China’s economy is slowing. Beijing confirmed as much yesterday when it cut interest rates. It must also know that May economic data due out this weekend will not be pretty. Still, policy will remain piecemeal and less stimulative than during the post-Lehman crisis, as this is not yet a hard landing. China manufactured much of this slowdown. As the first interest rate cut after five rises since 2008 shows, there is still scope to loosen policy further. And China does not need economic growth as badly as before.

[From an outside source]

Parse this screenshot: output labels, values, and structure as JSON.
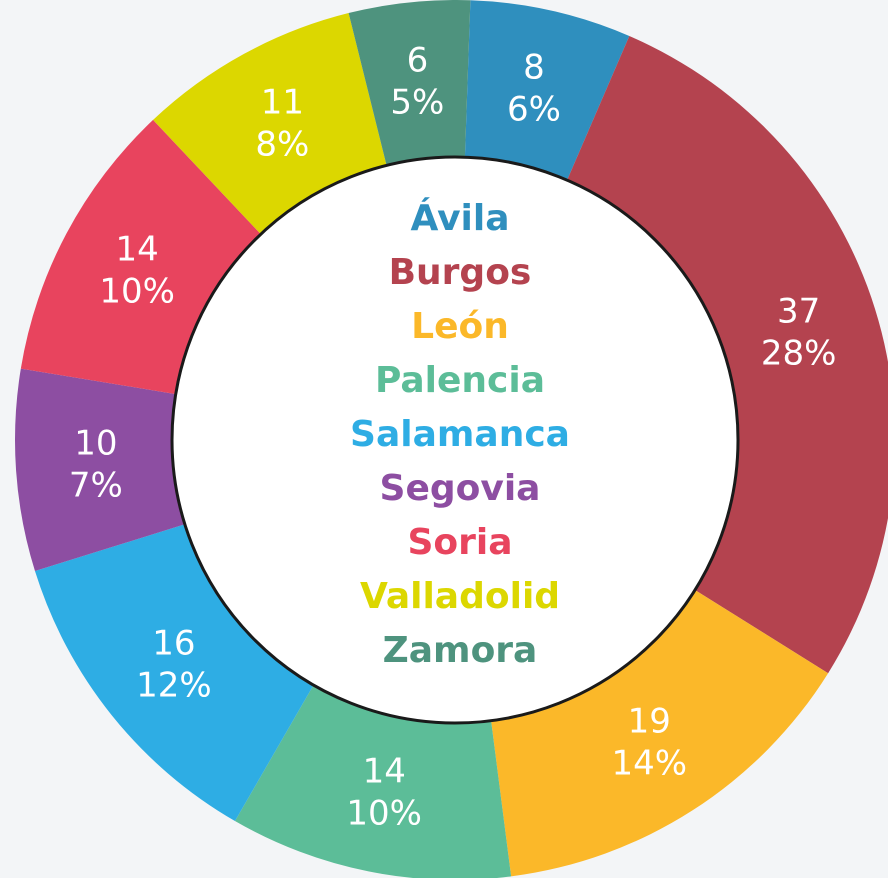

Job creation has been at the centre of Beijing’s economic policy for more than three decades. Strong growth and the focus of industrialisation on labour-intensive industries were set to keep citizens working and happy. But as growth looks to dip below the magic 8 per cent (the rate thought necessary to keep China employed), jobs are there, particularly for blue-collar labourers. Employment centres were only able to fill about 70 per cent of positions in May, finds China Confidential. And job supply will improve further as China’s working population as a proportion of the total falls, as it did in 2011 for the first time in more than 40 years.
There are caveats, though, namely China’s xiaobailing, or young white-collar workers. Policy makers remain mindful of their gripes – graduates taking waitressing jobs, or an inability to buy property. They are outspoken (microblogs) and their situation is not helped by some forms of policy loosening. Hence, in spite of the slowdown, the housing ministry confirmed on Wednesday that it would not budge on restrictions in the property market.